Just when I thought I was alone in the place!  Wassup Brother?

EDIT
================
Is that Felix on your front page?

For anyone is interested, the site also has an article on Felix Macias, Sr. and Jr. and the James Lee branch of Gung Fu.


----------



## James Kovacich (Dec 5, 2002)

My Gung-Fu Brother,
Have you checked my additions to the site? I haven't published it to the search engines because it still has a ways to go. You know Linda Lee and Dan Inosanto have both said that Ted Wong was the Last to be certified by Bruce, that makes 4 and James Lee did'nt issue any certifications in the form of a diploma, but before he died, he did said a personal letter to Gary Dill along with a manual asking him to teach JKD. The hand written letter has been verified by Taky Kimura, Linda Lee and Dan inosanto.
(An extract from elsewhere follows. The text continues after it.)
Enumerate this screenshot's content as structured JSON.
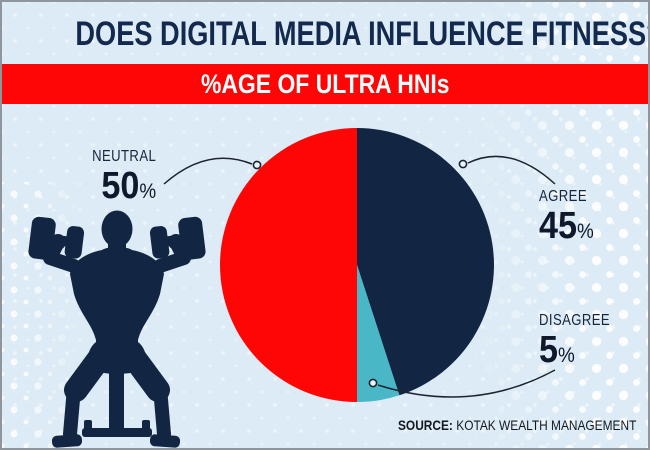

And in the '80's Gary Dill sat on the board of the JKD Society alongside Dan Inosanto.
Some of Bruces original students of the L.A. Chinatown school never received full certification either and they teach today because they're knowledge is priceless!!
Bruce also said JKD is just a name, its like a boat to carry you accross the water and then to be discarded. That have to discover "OUR WAY', OUR TRUTH IN MARTIAL ARTS!!
 He was deep!!!!
I call my system Kempo Jujitsu. My heart is in the "FIST WAY", but I also love to grapple!!!!!!!
AKJA


----------



## Senfeng (Dec 5, 2002)

I'll check it out.  Thank you for the info.  I've never worried about the "certification" aspect.  As soon as I saw how effective the training was, I had no doubts.


----------



## James Kovacich (Dec 5, 2002)

Naw, I haven't talked to Felix for a while. Those pics are me and the big guy is someone I've been teaching lately. The picture quality went way down when I resized them. The next group of pics I do I'm going to keep them bigger and more clear. I did those really quick with a new guy so that visitors would be able to see and not confuse my system with American Kenpo. Kempo Jujitsu goes beyond technique (like Felixes teachings) into a mode of self discovery while using martial technigue along with freestyle training. 
Talk soon,
AKJA


----------